The fault newspapers are making is that they continue to persist in believing that their legacy product (the one printed on paper) is the BEST one. The web continues to be an afterthought or a bastard stepchild, instead of reorienting to the concept that the WEB IS IT, which is most people's reading reality these days.
In short, that's why newspapers are dying.
I do applaud you for this article, though. And continuing to be a subscriber.
--Michelle
http://michebel.blogspot.com
http://michebelzhollywood.mevio.com
http://www.twitter.com/michebel
Posted by: michebel | April 22, 2009 at 04:28 PM
If the WSJ and Dow Jones is monitoring its brand in the social media space (google blogsearch at the VERY least) surely they will come across this post and reply to you for all to see how important it is to them to interact with their readers. I will subscribe to the comments to see exactly when that happens.
-Angela Connor
http://blog.angelaconnor.com
Posted by: Angela Connor | April 23, 2009 at 01:47 PM
Outstamrt them. Sign up for a new online subscription at the lower price using your dog's name or something...
Posted by: Fitzroyalty | April 26, 2009 at 09:21 PM
They aren't forcing you to subscribe to the print edition (either WSJ or ESPN) because they think it's best, they are doing it because their advertising department needs to keep the hard-copy circulation numbers up. Why? Because their Mad Men don't believe in or understand those Internets.

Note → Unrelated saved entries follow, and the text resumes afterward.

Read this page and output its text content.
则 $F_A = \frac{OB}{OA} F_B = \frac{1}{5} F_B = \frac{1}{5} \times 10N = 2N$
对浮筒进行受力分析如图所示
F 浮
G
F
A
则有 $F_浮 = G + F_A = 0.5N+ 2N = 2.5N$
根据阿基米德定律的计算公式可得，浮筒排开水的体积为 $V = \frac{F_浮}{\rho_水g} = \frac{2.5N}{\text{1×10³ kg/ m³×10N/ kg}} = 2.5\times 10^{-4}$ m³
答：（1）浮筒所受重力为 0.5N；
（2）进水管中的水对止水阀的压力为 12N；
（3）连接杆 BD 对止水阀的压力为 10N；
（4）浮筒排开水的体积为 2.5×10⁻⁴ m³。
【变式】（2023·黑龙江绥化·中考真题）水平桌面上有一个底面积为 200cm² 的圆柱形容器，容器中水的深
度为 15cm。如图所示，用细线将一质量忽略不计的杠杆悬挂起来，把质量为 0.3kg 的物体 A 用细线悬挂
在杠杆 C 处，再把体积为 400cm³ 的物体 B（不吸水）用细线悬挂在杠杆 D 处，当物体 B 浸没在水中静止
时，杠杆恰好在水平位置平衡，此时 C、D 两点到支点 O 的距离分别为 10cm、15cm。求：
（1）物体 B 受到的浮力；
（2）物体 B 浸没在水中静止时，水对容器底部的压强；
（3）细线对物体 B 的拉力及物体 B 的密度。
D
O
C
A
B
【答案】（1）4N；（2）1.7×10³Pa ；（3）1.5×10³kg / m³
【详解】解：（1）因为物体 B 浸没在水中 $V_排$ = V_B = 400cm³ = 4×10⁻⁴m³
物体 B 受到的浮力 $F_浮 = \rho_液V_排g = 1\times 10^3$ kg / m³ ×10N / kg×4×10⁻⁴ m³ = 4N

Posted by: Bill Smith | April 27, 2009 at 09:03 AM
Mas que absurdo, as pessoas deveriam aprender a descomplicar mais as coisas
Posted by: Tarcisio | April 27, 2009 at 08:50 PM
And on top of all this, the WSJ must think that current subscribers are total idiots who don't notice the $99 offers (for print and online) for "new" subs.
I think I've used 3 different names at my home (an apartment building) for WSJ subscriptions over the last several years. Works just fine. $99 (sometimes with 6-8 addtl weeks tacked on) every time.
Posted by: Happy WSJ customer | May 04, 2009 at 05:49 PM
Keeps getting worse. Today it's between $220 and $312/year, depending on what offer you're lucky enough to land on.